Eventually Bray emerged alone and—but for his own lecture—empty-handed. Harris bit back the keenest disappointment. Having just taken a short turn to keep warm, he hastened towards the clergyman through the mist. Might not his tailcoat pocket contain a few pages from Theresa at least? A line even in her hand? Impossible to imagine that Bray had spent so many hours in the convent without seeing her.

“Mr. Bray—”

Bray halted all questions with a raised hand and looked back towards the Grey Nuns' door, which was still open. Presumably after some parting words with the portress, Theresa herself stepped out.

Seeing her made the dank air summer sweet. Although thinner than nine days ago, indeed painfully thin, she greeted Harris with a smile from the heart. He felt his own face kindle at her flame. She wore the same plain gown and white bonnet as when she had entered the convent, and she carried a roll of papers she declined to let Bray relieve her of.

“Isaac, did you send me Mr. Bray?” she asked cheerfully.

Bray sniffed at the suggestion of having been sent.

“I approached him, yes,” Harris managed to say, his pulse racing with coffee and emotion. Her presence in any form enraptured him. “Are you well?”

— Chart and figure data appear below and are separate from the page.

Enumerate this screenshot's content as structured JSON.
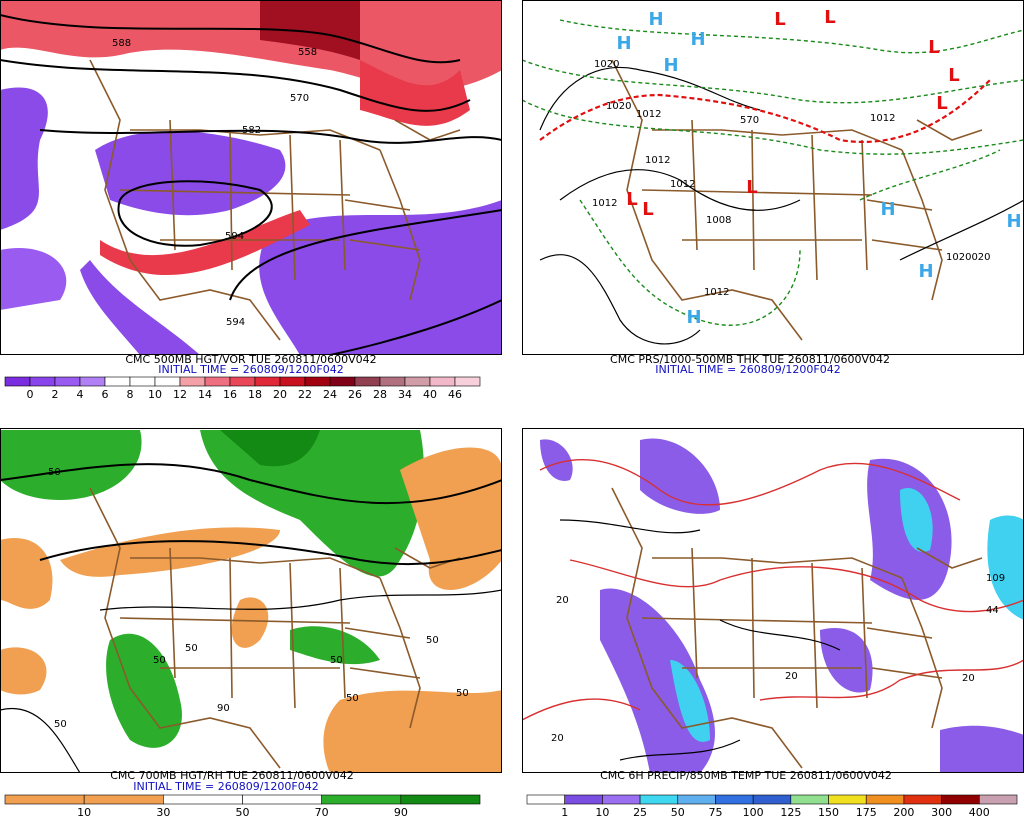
{
  "panels": [
    {
      "title": "CMC 500MB HGT/VOR TUE 260811/0600V042",
      "initial": "INITIAL TIME = 260809/1200F042",
      "colorbar": [
        0,
        2,
        4,
        6,
        8,
        10,
        12,
        14,
        16,
        18,
        20,
        22,
        24,
        26,
        28,
        34,
        40,
        46
      ],
      "contour_labels": [
        "588",
        "558",
        "570",
        "582",
        "594",
        "594"
      ]
    },
    {
      "title": "CMC PRS/1000-500MB THK TUE 260811/0600V042",
      "initial": "INITIAL TIME = 260809/1200F042",
      "centers": [
        "H",
        "H",
        "H",
        "H",
        "L",
        "L",
        "L",
        "L",
        "L",
        "L",
        "L",
        "L",
        "H",
        "H",
        "H"
      ],
      "contour_labels": [
        "1020",
        "1020",
        "1012",
        "1012",
        "1012",
        "1012",
        "1008",
        "1012",
        "570",
        "1012",
        "1020020"
      ]
    },
    {
      "title": "CMC 700MB HGT/RH TUE 260811/0600V042",
      "initial": "INITIAL TIME = 260809/1200F042",
      "colorbar": [
        10,
        30,
        50,
        70,
        90
      ],
      "contour_labels": [
        "50",
        "50",
        "50",
        "50",
        "50",
        "50",
        "90",
        "50",
        "50"
      ]
    },
    {
      "title": "CMC 6H PRECIP/850MB TEMP TUE 260811/0600V042",
      "colorbar": [
        1,
        10,
        25,
        50,
        75,
        100,
        125,
        150,
        175,
        200,
        300,
        400
      ],
      "contour_labels": [
        "20",
        "20",
        "20",
        "20",
        "109",
        "44"
      ]
    }
  ]
}
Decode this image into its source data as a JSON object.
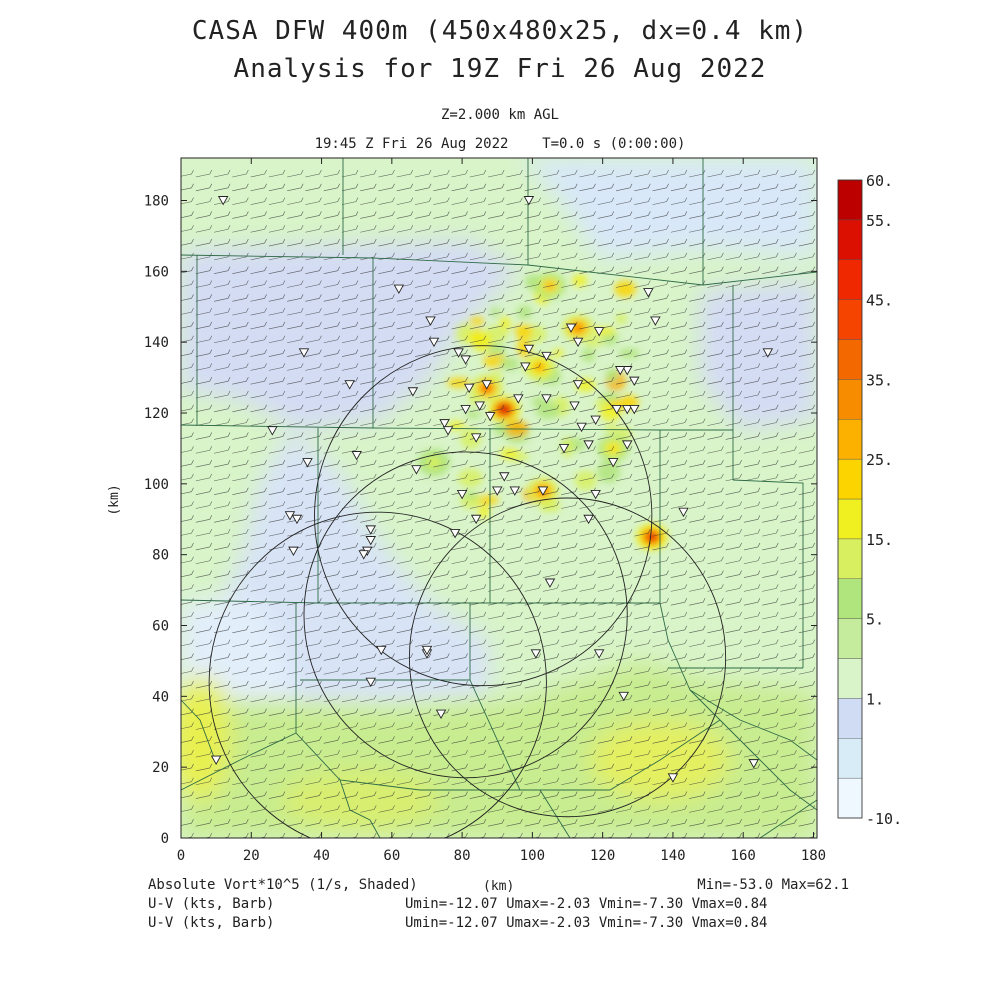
{
  "header": {
    "title_line1": "CASA DFW 400m (450x480x25, dx=0.4 km)",
    "title_line2": "Analysis for 19Z Fri 26 Aug 2022",
    "level": "Z=2.000 km AGL",
    "valid_time": "19:45 Z Fri 26 Aug 2022    T=0.0 s (0:00:00)"
  },
  "axes": {
    "x_ticks": [
      "0",
      "20",
      "40",
      "60",
      "80",
      "100",
      "120",
      "140",
      "160",
      "180"
    ],
    "y_ticks": [
      "0",
      "20",
      "40",
      "60",
      "80",
      "100",
      "120",
      "140",
      "160",
      "180"
    ],
    "x_label": "(km)",
    "y_label": "(km)",
    "x_range_km": [
      0,
      181
    ],
    "y_range_km": [
      0,
      192
    ]
  },
  "colorbar": {
    "labels": [
      "60.",
      "55.",
      "45.",
      "35.",
      "25.",
      "15.",
      "5.",
      "1.",
      "-10."
    ],
    "colors": [
      "#f0f8ff",
      "#d8ecf8",
      "#d0dcf4",
      "#d8f4c8",
      "#c4ec9c",
      "#b0e47c",
      "#d8f060",
      "#f0f020",
      "#fcd400",
      "#fcb000",
      "#f88c00",
      "#f46800",
      "#f44400",
      "#f02800",
      "#dc1000",
      "#bc0000"
    ]
  },
  "footer": {
    "field_label": "Absolute Vort*10^5 (1/s, Shaded)",
    "km_label": "(km)",
    "minmax": "Min=-53.0 Max=62.1",
    "uv_label_1": "U-V (kts, Barb)",
    "uv_stats_1": "Umin=-12.07 Umax=-2.03 Vmin=-7.30 Vmax=0.84",
    "uv_label_2": "U-V (kts, Barb)",
    "uv_stats_2": "Umin=-12.07 Umax=-2.03 Vmin=-7.30 Vmax=0.84"
  },
  "map": {
    "field": "absolute vorticity",
    "radars_km": [
      {
        "x": 86,
        "y": 91,
        "r": 48
      },
      {
        "x": 81,
        "y": 63,
        "r": 46
      },
      {
        "x": 110,
        "y": 51,
        "r": 45
      },
      {
        "x": 56,
        "y": 44,
        "r": 48
      }
    ],
    "vorticity_hotspots": [
      {
        "x": 92,
        "y": 121,
        "value": 60
      },
      {
        "x": 134,
        "y": 85,
        "value": 55
      },
      {
        "x": 103,
        "y": 98,
        "value": 40
      },
      {
        "x": 87,
        "y": 127,
        "value": 45
      },
      {
        "x": 113,
        "y": 144,
        "value": 40
      },
      {
        "x": 105,
        "y": 156,
        "value": 30
      },
      {
        "x": 102,
        "y": 133,
        "value": 35
      },
      {
        "x": 123,
        "y": 110,
        "value": 25
      },
      {
        "x": 72,
        "y": 106,
        "value": 20
      }
    ],
    "stations_km": [
      [
        12,
        180
      ],
      [
        99,
        180
      ],
      [
        62,
        155
      ],
      [
        133,
        154
      ],
      [
        71,
        146
      ],
      [
        135,
        146
      ],
      [
        111,
        144
      ],
      [
        119,
        143
      ],
      [
        113,
        140
      ],
      [
        72,
        140
      ],
      [
        35,
        137
      ],
      [
        79,
        137
      ],
      [
        99,
        138
      ],
      [
        104,
        136
      ],
      [
        81,
        135
      ],
      [
        98,
        133
      ],
      [
        127,
        132
      ],
      [
        125,
        132
      ],
      [
        129,
        129
      ],
      [
        113,
        128
      ],
      [
        82,
        127
      ],
      [
        48,
        128
      ],
      [
        87,
        128
      ],
      [
        96,
        124
      ],
      [
        104,
        124
      ],
      [
        66,
        126
      ],
      [
        85,
        122
      ],
      [
        112,
        122
      ],
      [
        127,
        121
      ],
      [
        129,
        121
      ],
      [
        81,
        121
      ],
      [
        124,
        121
      ],
      [
        88,
        119
      ],
      [
        75,
        117
      ],
      [
        118,
        118
      ],
      [
        26,
        115
      ],
      [
        114,
        116
      ],
      [
        76,
        115
      ],
      [
        84,
        113
      ],
      [
        116,
        111
      ],
      [
        109,
        110
      ],
      [
        127,
        111
      ],
      [
        50,
        108
      ],
      [
        36,
        106
      ],
      [
        67,
        104
      ],
      [
        92,
        102
      ],
      [
        123,
        106
      ],
      [
        80,
        97
      ],
      [
        95,
        98
      ],
      [
        90,
        98
      ],
      [
        118,
        97
      ],
      [
        103,
        98
      ],
      [
        143,
        92
      ],
      [
        31,
        91
      ],
      [
        33,
        90
      ],
      [
        84,
        90
      ],
      [
        116,
        90
      ],
      [
        78,
        86
      ],
      [
        54,
        87
      ],
      [
        54,
        84
      ],
      [
        53,
        81
      ],
      [
        52,
        80
      ],
      [
        32,
        81
      ],
      [
        105,
        72
      ],
      [
        57,
        53
      ],
      [
        70,
        52
      ],
      [
        70,
        53
      ],
      [
        54,
        44
      ],
      [
        101,
        52
      ],
      [
        119,
        52
      ],
      [
        126,
        40
      ],
      [
        74,
        35
      ],
      [
        10,
        22
      ],
      [
        140,
        17
      ],
      [
        163,
        21
      ],
      [
        167,
        137
      ]
    ]
  }
}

“Well enough,” said Theresa. “I didn't recognize Papa's old friend at first, nor he me, but I remembered Mr. Bray's preaching when I heard his voice. My father valued your support, Mr. Bray, on the disposition of the Clergy Reserves.”


Tempus fugit
,” said Bray. “Let's be off.”

He takes no pains to appear congenial, thought Harris, recalling that at the college the priest had chosen to speak of his disagreements with William Sheridan rather than of shared causes and common ground. Now he took two or three steps west on Foundling Street and beckoned Theresa irritably. She did not follow immediately, but when she spoke again sounded wearied, as if by a long and uncertain purgatory.

“Mr. Bray has offered to let me stay with him and his family. That's best, Isaac, I think. We don't know what Henry may do.”

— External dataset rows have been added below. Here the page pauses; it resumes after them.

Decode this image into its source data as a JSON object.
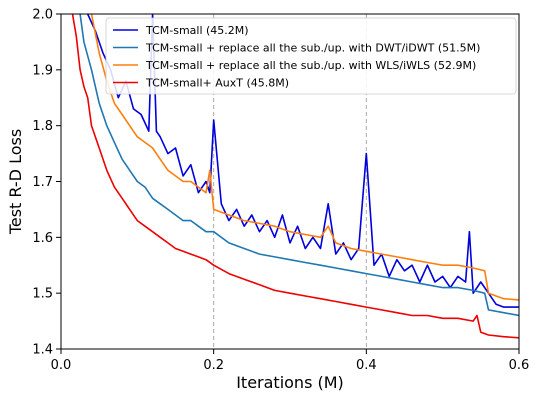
{
  "chart_data": {
    "type": "line",
    "title": "",
    "xlabel": "Iterations (M)",
    "ylabel": "Test R-D Loss",
    "xlim": [
      0.0,
      0.6
    ],
    "ylim": [
      1.4,
      2.0
    ],
    "x_ticks": [
      "0.0",
      "0.2",
      "0.4",
      "0.6"
    ],
    "y_ticks": [
      "1.4",
      "1.5",
      "1.6",
      "1.7",
      "1.8",
      "1.9",
      "2.0"
    ],
    "vertical_reference_lines": [
      0.2,
      0.4
    ],
    "grid": false,
    "legend_position": "top-right",
    "series": [
      {
        "name": "TCM-small (45.2M)",
        "color": "#0000dd",
        "x": [
          0.035,
          0.045,
          0.055,
          0.065,
          0.075,
          0.085,
          0.095,
          0.105,
          0.115,
          0.12,
          0.125,
          0.13,
          0.14,
          0.15,
          0.16,
          0.17,
          0.18,
          0.19,
          0.195,
          0.2,
          0.21,
          0.22,
          0.23,
          0.24,
          0.25,
          0.26,
          0.27,
          0.28,
          0.29,
          0.3,
          0.31,
          0.32,
          0.33,
          0.34,
          0.35,
          0.36,
          0.37,
          0.38,
          0.39,
          0.4,
          0.41,
          0.42,
          0.43,
          0.44,
          0.45,
          0.46,
          0.47,
          0.48,
          0.49,
          0.5,
          0.51,
          0.52,
          0.53,
          0.535,
          0.54,
          0.55,
          0.56,
          0.57,
          0.58,
          0.6
        ],
        "y": [
          2.0,
          1.97,
          1.93,
          1.9,
          1.85,
          1.88,
          1.83,
          1.82,
          1.79,
          2.0,
          1.79,
          1.78,
          1.75,
          1.76,
          1.71,
          1.73,
          1.68,
          1.7,
          1.68,
          1.81,
          1.66,
          1.63,
          1.65,
          1.62,
          1.64,
          1.61,
          1.63,
          1.6,
          1.64,
          1.59,
          1.62,
          1.58,
          1.6,
          1.58,
          1.66,
          1.57,
          1.59,
          1.56,
          1.58,
          1.75,
          1.55,
          1.57,
          1.53,
          1.56,
          1.54,
          1.55,
          1.52,
          1.55,
          1.52,
          1.53,
          1.51,
          1.53,
          1.52,
          1.61,
          1.5,
          1.52,
          1.5,
          1.48,
          1.475,
          1.475
        ]
      },
      {
        "name": "TCM-small + replace all the sub./up. with DWT/iDWT (51.5M)",
        "color": "#1f77b4",
        "x": [
          0.025,
          0.03,
          0.04,
          0.05,
          0.06,
          0.07,
          0.08,
          0.09,
          0.1,
          0.11,
          0.12,
          0.13,
          0.14,
          0.15,
          0.16,
          0.17,
          0.18,
          0.19,
          0.2,
          0.22,
          0.24,
          0.26,
          0.28,
          0.3,
          0.32,
          0.34,
          0.36,
          0.38,
          0.4,
          0.42,
          0.44,
          0.46,
          0.48,
          0.5,
          0.52,
          0.54,
          0.555,
          0.56,
          0.58,
          0.6
        ],
        "y": [
          2.0,
          1.95,
          1.9,
          1.84,
          1.8,
          1.77,
          1.74,
          1.72,
          1.7,
          1.69,
          1.67,
          1.66,
          1.65,
          1.64,
          1.63,
          1.63,
          1.62,
          1.61,
          1.61,
          1.59,
          1.58,
          1.57,
          1.565,
          1.56,
          1.555,
          1.55,
          1.545,
          1.54,
          1.535,
          1.53,
          1.525,
          1.52,
          1.515,
          1.51,
          1.51,
          1.505,
          1.5,
          1.47,
          1.465,
          1.46
        ]
      },
      {
        "name": "TCM-small + replace all the sub./up. with WLS/iWLS (52.9M)",
        "color": "#ff7f0e",
        "x": [
          0.04,
          0.05,
          0.06,
          0.07,
          0.08,
          0.09,
          0.1,
          0.11,
          0.12,
          0.13,
          0.14,
          0.15,
          0.16,
          0.17,
          0.18,
          0.19,
          0.195,
          0.2,
          0.22,
          0.24,
          0.26,
          0.28,
          0.3,
          0.32,
          0.34,
          0.35,
          0.36,
          0.38,
          0.4,
          0.42,
          0.44,
          0.46,
          0.48,
          0.5,
          0.52,
          0.54,
          0.555,
          0.56,
          0.58,
          0.6
        ],
        "y": [
          2.0,
          1.93,
          1.88,
          1.84,
          1.82,
          1.8,
          1.78,
          1.77,
          1.76,
          1.74,
          1.72,
          1.71,
          1.7,
          1.7,
          1.69,
          1.68,
          1.72,
          1.65,
          1.64,
          1.63,
          1.625,
          1.62,
          1.61,
          1.605,
          1.6,
          1.62,
          1.59,
          1.58,
          1.575,
          1.57,
          1.565,
          1.56,
          1.555,
          1.55,
          1.55,
          1.545,
          1.54,
          1.5,
          1.49,
          1.488
        ]
      },
      {
        "name": "TCM-small+ AuxT (45.8M)",
        "color": "#ee0000",
        "x": [
          0.015,
          0.02,
          0.025,
          0.03,
          0.035,
          0.04,
          0.05,
          0.06,
          0.07,
          0.08,
          0.09,
          0.1,
          0.11,
          0.12,
          0.13,
          0.14,
          0.15,
          0.16,
          0.17,
          0.18,
          0.19,
          0.2,
          0.22,
          0.24,
          0.26,
          0.28,
          0.3,
          0.32,
          0.34,
          0.36,
          0.38,
          0.4,
          0.42,
          0.44,
          0.46,
          0.48,
          0.5,
          0.52,
          0.54,
          0.545,
          0.55,
          0.56,
          0.58,
          0.6
        ],
        "y": [
          2.0,
          1.96,
          1.9,
          1.87,
          1.85,
          1.8,
          1.76,
          1.72,
          1.69,
          1.67,
          1.65,
          1.63,
          1.62,
          1.61,
          1.6,
          1.59,
          1.58,
          1.575,
          1.57,
          1.565,
          1.56,
          1.55,
          1.535,
          1.525,
          1.515,
          1.505,
          1.5,
          1.495,
          1.49,
          1.485,
          1.48,
          1.475,
          1.47,
          1.465,
          1.46,
          1.46,
          1.455,
          1.455,
          1.45,
          1.46,
          1.43,
          1.425,
          1.422,
          1.42
        ]
      }
    ]
  }
}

“A great improvement,” said Harris, giving her his arm. Whatever his misgivings about such a berth, his first task was to remove her from the doorstep of the convent now famous for sheltering her. “Where to?”

“St. Peter Street to Craig,” said Bray. “Your company is not required.”

“It's freely given.” Harris walked north with them on the fog-filled street indicated, keeping himself between Theresa and the carters driving blind.